C:\WINDOWS\system32\fdjej.dll
C:\WINDOWS\ntrl.dll
C:\WINDOWS\system32\ipsf32.dll
C:\WINDOWS\mssi.exe
C:\WINDOWS\system32\sdkwc.exe
C:\WINDOWS\system32\apibc32.exe
C:\WINDOWS\system32\javaxk32.exe
C:\WINDOWS\system32\netkq32.exe
C:\WINDOWS\d3vc.exe
C:\WINDOWS\addxn32.exe
C:\WINDOWS\system32\crah.exe
C:\WINDOWS\apihg32.exe
C:\WINDOWS\system32\appzk.exe
C:\WINDOWS\sdkhl.exe
C:\WINDOWS\iplh32.exe
C:\WINDOWS\system32\apihq32.exe
C:\WINDOWS\system32\ieyi32.exe
C:\WINDOWS\system32\winip32.exe
C:\WINDOWS\sysud.exe
C:\WINDOWS\system32\d3uk32.exe
C:\WINDOWS\system32\msmr32.exe
C:\WINDOWS\ntrl.exe


Step 10
Double click AboutBuster.exe that you downloaded earlier.

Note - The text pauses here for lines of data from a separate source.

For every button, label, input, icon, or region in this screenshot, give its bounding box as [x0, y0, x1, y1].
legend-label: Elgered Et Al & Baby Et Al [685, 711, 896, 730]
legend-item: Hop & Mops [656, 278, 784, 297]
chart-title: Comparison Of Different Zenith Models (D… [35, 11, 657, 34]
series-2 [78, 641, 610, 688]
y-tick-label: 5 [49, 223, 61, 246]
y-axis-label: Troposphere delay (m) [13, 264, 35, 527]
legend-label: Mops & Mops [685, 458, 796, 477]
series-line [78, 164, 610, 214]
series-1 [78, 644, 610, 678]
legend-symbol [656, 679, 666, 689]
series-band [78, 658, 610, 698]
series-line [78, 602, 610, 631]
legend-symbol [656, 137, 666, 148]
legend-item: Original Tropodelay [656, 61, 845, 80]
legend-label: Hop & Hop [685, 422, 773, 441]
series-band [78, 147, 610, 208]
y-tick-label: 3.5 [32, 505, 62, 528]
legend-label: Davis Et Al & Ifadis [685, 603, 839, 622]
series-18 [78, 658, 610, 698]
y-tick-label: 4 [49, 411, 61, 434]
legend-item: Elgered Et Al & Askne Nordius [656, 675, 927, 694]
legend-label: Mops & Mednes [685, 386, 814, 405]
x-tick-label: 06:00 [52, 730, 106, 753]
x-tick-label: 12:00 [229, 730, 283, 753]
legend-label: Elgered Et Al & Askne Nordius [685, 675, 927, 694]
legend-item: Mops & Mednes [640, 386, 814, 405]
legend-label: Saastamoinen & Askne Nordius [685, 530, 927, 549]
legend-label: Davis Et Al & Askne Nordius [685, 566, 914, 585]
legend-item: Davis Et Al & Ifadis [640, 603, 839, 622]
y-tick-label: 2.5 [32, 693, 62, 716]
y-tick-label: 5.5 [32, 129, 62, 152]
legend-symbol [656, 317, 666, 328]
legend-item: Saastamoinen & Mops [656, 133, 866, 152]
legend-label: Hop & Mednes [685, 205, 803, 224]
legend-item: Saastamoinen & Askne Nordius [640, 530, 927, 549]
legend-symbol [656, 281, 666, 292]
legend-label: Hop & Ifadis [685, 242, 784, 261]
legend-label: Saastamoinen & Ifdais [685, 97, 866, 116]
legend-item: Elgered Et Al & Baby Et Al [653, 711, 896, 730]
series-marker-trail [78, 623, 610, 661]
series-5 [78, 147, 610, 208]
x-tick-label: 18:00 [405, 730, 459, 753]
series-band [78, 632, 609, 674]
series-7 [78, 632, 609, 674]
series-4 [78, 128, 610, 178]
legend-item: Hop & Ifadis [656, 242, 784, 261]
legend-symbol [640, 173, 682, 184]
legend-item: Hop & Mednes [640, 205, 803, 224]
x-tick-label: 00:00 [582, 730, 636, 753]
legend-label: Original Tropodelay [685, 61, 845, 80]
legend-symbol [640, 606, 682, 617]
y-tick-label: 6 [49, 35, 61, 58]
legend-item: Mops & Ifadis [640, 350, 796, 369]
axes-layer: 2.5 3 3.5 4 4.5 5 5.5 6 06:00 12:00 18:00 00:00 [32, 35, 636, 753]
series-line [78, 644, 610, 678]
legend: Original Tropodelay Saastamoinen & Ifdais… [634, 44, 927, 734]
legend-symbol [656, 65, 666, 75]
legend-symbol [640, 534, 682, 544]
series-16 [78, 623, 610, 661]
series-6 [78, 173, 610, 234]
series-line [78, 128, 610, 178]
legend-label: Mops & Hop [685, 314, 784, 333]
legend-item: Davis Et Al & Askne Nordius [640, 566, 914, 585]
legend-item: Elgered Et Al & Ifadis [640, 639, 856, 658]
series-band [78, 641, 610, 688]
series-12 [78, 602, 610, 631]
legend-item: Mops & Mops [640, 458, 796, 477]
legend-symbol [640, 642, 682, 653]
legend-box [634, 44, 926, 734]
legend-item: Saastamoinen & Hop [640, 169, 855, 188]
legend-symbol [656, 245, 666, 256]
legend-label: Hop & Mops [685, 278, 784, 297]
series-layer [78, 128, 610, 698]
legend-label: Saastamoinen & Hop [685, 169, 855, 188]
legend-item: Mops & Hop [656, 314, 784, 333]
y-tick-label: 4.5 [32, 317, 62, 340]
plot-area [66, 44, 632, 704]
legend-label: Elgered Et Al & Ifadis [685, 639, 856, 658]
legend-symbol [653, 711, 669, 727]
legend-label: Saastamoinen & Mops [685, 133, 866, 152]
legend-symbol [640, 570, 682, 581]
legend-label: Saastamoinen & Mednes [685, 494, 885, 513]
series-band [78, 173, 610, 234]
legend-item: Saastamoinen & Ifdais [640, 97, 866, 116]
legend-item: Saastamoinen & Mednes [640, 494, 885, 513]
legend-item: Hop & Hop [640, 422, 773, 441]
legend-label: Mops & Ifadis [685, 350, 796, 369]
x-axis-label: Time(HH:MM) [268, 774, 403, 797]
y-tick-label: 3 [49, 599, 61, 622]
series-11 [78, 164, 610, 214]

Click OK, click Start, then click OK. This will scan your computer for the bad files and delete them. Save the report(copy and paste into notepad or wordpad and save as a .txt file) and post a copy back here when you are done with all the steps.


Step 11
Run a full scan with Adaware.


Reboot your computer to go back to normal mode and post a new hijackthis log and the log from About Buster.